The hearts electrical system is built into the muscles cells of the heart so wherever the muscle get affected, so does the electrical system.

While alcohol consumption is a culprit, there are several other factors that affect the heart during the holiday season. A person may undergo high levels of stress from buying gifts, calculating your expenses, having lots of people over at your place, putting holiday parties together, and every other thing that comes with the season.

Your diet can also play a role is messing up your heart as there is sure to be sweets, plenty of rich foods, junks, and other leftovers that might have you eating unhealthy.

Visiting people or putting together a holiday party can make it hard for you to get enough exercise or sleep the way you want to. For this reason, it is no surprise that has to deal with more cases of heart attacks during the yuletide sessions.

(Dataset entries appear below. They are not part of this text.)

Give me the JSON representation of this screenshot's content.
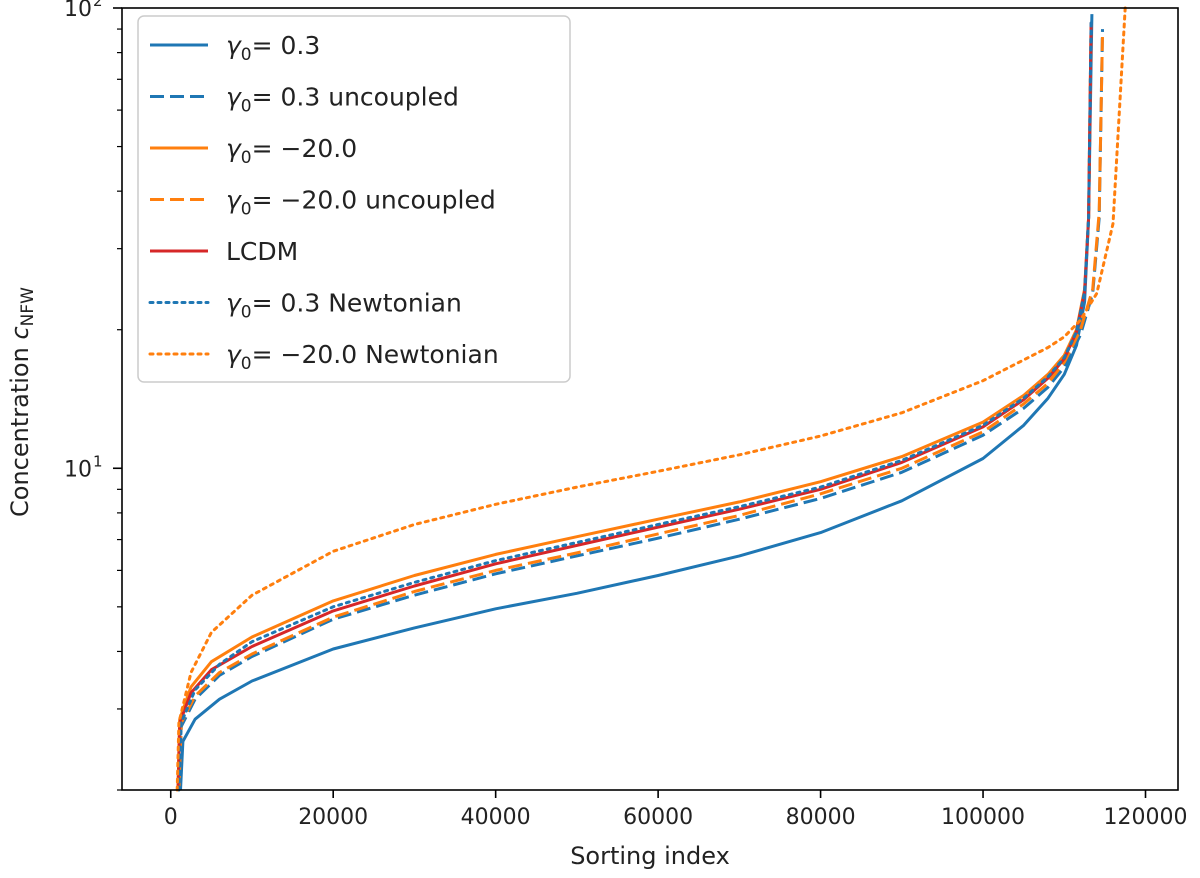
{
  "chart_data": {
    "type": "line",
    "title": "",
    "xlabel": "Sorting index",
    "ylabel": "Concentration c_NFW",
    "ylabel_main": "Concentration ",
    "ylabel_var": "c",
    "ylabel_sub": "NFW",
    "xscale": "linear",
    "yscale": "log",
    "xlim": [
      -6000,
      124000
    ],
    "ylim": [
      2.0,
      100.0
    ],
    "x_ticks": [
      0,
      20000,
      40000,
      60000,
      80000,
      100000,
      120000
    ],
    "x_tick_labels": [
      "0",
      "20000",
      "40000",
      "60000",
      "80000",
      "100000",
      "120000"
    ],
    "y_major_ticks": [
      {
        "value": 10,
        "base": "10",
        "exp": "1"
      },
      {
        "value": 100,
        "base": "10",
        "exp": "2"
      }
    ],
    "legend_position": "upper-left",
    "series": [
      {
        "name": "γ0 = 0.3",
        "color": "#1f77b4",
        "style": "solid",
        "x": [
          1200,
          1500,
          3000,
          6000,
          10000,
          20000,
          30000,
          40000,
          50000,
          60000,
          70000,
          80000,
          90000,
          100000,
          105000,
          108000,
          110000,
          111500,
          112500,
          113000,
          113400
        ],
        "y": [
          2.0,
          2.55,
          2.85,
          3.15,
          3.45,
          4.05,
          4.5,
          4.95,
          5.35,
          5.85,
          6.45,
          7.25,
          8.5,
          10.5,
          12.4,
          14.2,
          16.0,
          18.5,
          23.0,
          35.0,
          97.0
        ]
      },
      {
        "name": "γ0 = 0.3 uncoupled",
        "color": "#1f77b4",
        "style": "dashed",
        "x": [
          1000,
          1300,
          3000,
          6000,
          10000,
          20000,
          30000,
          40000,
          50000,
          60000,
          70000,
          80000,
          90000,
          100000,
          105000,
          108000,
          110000,
          112000,
          113500,
          114300,
          114700
        ],
        "y": [
          2.0,
          2.75,
          3.15,
          3.55,
          3.9,
          4.7,
          5.3,
          5.9,
          6.45,
          7.05,
          7.75,
          8.6,
          9.8,
          11.8,
          13.5,
          15.0,
          16.6,
          19.5,
          24.0,
          35.0,
          90.0
        ]
      },
      {
        "name": "γ0 = −20.0",
        "color": "#ff7f0e",
        "style": "solid",
        "x": [
          900,
          1100,
          2500,
          5000,
          10000,
          20000,
          30000,
          40000,
          50000,
          60000,
          70000,
          80000,
          90000,
          100000,
          105000,
          108000,
          110000,
          111500,
          112500,
          113000,
          113300
        ],
        "y": [
          2.0,
          2.85,
          3.35,
          3.8,
          4.3,
          5.15,
          5.85,
          6.5,
          7.1,
          7.75,
          8.45,
          9.35,
          10.6,
          12.6,
          14.4,
          16.0,
          17.6,
          20.0,
          24.5,
          35.0,
          92.0
        ]
      },
      {
        "name": "γ0 = −20.0 uncoupled",
        "color": "#ff7f0e",
        "style": "dashed",
        "x": [
          1000,
          1300,
          3000,
          6000,
          10000,
          20000,
          30000,
          40000,
          50000,
          60000,
          70000,
          80000,
          90000,
          100000,
          105000,
          108000,
          110000,
          112000,
          113500,
          114300,
          114700
        ],
        "y": [
          2.0,
          2.8,
          3.2,
          3.6,
          3.95,
          4.75,
          5.4,
          6.0,
          6.55,
          7.2,
          7.9,
          8.8,
          10.0,
          12.0,
          13.8,
          15.3,
          17.0,
          20.0,
          24.5,
          36.0,
          88.0
        ]
      },
      {
        "name": "LCDM",
        "color": "#d62728",
        "style": "solid",
        "x": [
          900,
          1100,
          2500,
          5000,
          10000,
          20000,
          30000,
          40000,
          50000,
          60000,
          70000,
          80000,
          90000,
          100000,
          105000,
          108000,
          110000,
          111500,
          112500,
          113000,
          113300
        ],
        "y": [
          2.0,
          2.8,
          3.25,
          3.65,
          4.1,
          4.9,
          5.55,
          6.2,
          6.8,
          7.45,
          8.15,
          9.0,
          10.3,
          12.3,
          14.1,
          15.7,
          17.3,
          19.8,
          24.2,
          35.0,
          93.0
        ]
      },
      {
        "name": "γ0 = 0.3 Newtonian",
        "color": "#1f77b4",
        "style": "dotted",
        "x": [
          1000,
          1300,
          3000,
          6000,
          10000,
          20000,
          30000,
          40000,
          50000,
          60000,
          70000,
          80000,
          90000,
          100000,
          105000,
          108000,
          110000,
          111500,
          112500,
          113000,
          113300
        ],
        "y": [
          2.0,
          2.8,
          3.3,
          3.75,
          4.2,
          5.0,
          5.65,
          6.3,
          6.9,
          7.55,
          8.25,
          9.1,
          10.4,
          12.4,
          14.2,
          15.8,
          17.4,
          19.8,
          24.2,
          35.0,
          93.0
        ]
      },
      {
        "name": "γ0 = −20.0 Newtonian",
        "color": "#ff7f0e",
        "style": "dotted",
        "x": [
          800,
          1000,
          2500,
          5000,
          10000,
          20000,
          30000,
          40000,
          50000,
          60000,
          70000,
          80000,
          90000,
          100000,
          105000,
          108000,
          110000,
          112000,
          114000,
          116000,
          117500
        ],
        "y": [
          2.0,
          2.8,
          3.6,
          4.4,
          5.3,
          6.6,
          7.55,
          8.35,
          9.1,
          9.85,
          10.7,
          11.75,
          13.2,
          15.5,
          17.2,
          18.3,
          19.3,
          21.0,
          24.0,
          34.0,
          100.0
        ]
      }
    ]
  },
  "legend": [
    {
      "kind": "gamma",
      "value": "= 0.3",
      "label": "γ0 = 0.3"
    },
    {
      "kind": "gamma",
      "value": "= 0.3 uncoupled",
      "label": "γ0 = 0.3 uncoupled"
    },
    {
      "kind": "gamma",
      "value": "= −20.0",
      "label": "γ0 = −20.0"
    },
    {
      "kind": "gamma",
      "value": "= −20.0 uncoupled",
      "label": "γ0 = −20.0 uncoupled"
    },
    {
      "kind": "plain",
      "value": "LCDM",
      "label": "LCDM"
    },
    {
      "kind": "gamma",
      "value": "= 0.3 Newtonian",
      "label": "γ0 = 0.3 Newtonian"
    },
    {
      "kind": "gamma",
      "value": "= −20.0 Newtonian",
      "label": "γ0 = −20.0 Newtonian"
    }
  ],
  "symbols": {
    "gamma": "γ",
    "gamma_sub": "0"
  }
}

With all of that said, it is vital to point out that the holiday heart syndrome isn’t much of a dangerous thing. While you may have reasons to bother about a rapid heart rate or get scared when you discover your heart skipped a few beats without the presence of any symptoms of heart disease, the truth remains that the problem will fix itself before you know it.

When you develop a few extra heartbeats or notice some small palpitations, but you feel OK, then in less than 24 hours, everything should be back to normal.

However, the rule remains that if you are beginning to notice that your activity is affecting anything in your body negatively, it is in your best interest that you stop and get some rest.

When to take it seriously

Holiday Heart Syndrome

I have earlier said the holiday heart syndrome is nothing to worry about but there are cases when though must get help immediately. If alcohol-related heart arrhythmias is accompanied by chest pains, loss of consciousness, dizziness, and difficulty breathing then you must get the patient to see a doctor without hesitation.

Some very serious complications like stroke and heart failure have been connected to heart arrhythmias and they can result in death if not treated immediately and properly.

Heart arrhythmias as well as heart failure can be part of holiday heart syndrome, which means that the holiday heart syndrome can be associated with poor pumping of blood. When a person’s heart begins to fail and the pumping if blood becomes disturbed, the result will be a shortage of breath and sometimes death.

These are the worse case scenario of holiday heart syndrome as other cases will solve themselves. Nevertheless, it is vital that you keep your medical condition and history in mind as that will guide you to do things moderately especially when it comes to alcohol consumption during the holiday season.

If you begin to feel any changes that bother you or you just want to be sure that your heart is in good condition after binge drinking alcohol, please do not hesitate to see a doctor and lay your complains.

Stay away from drinking competitions and dares that require you to consume more alcohol even when you have reached your limit or you ate beginning to feel like something is wrong. Also, avoid mixing your alcohol with drugs as you may be boarding the next bus to the emergency room.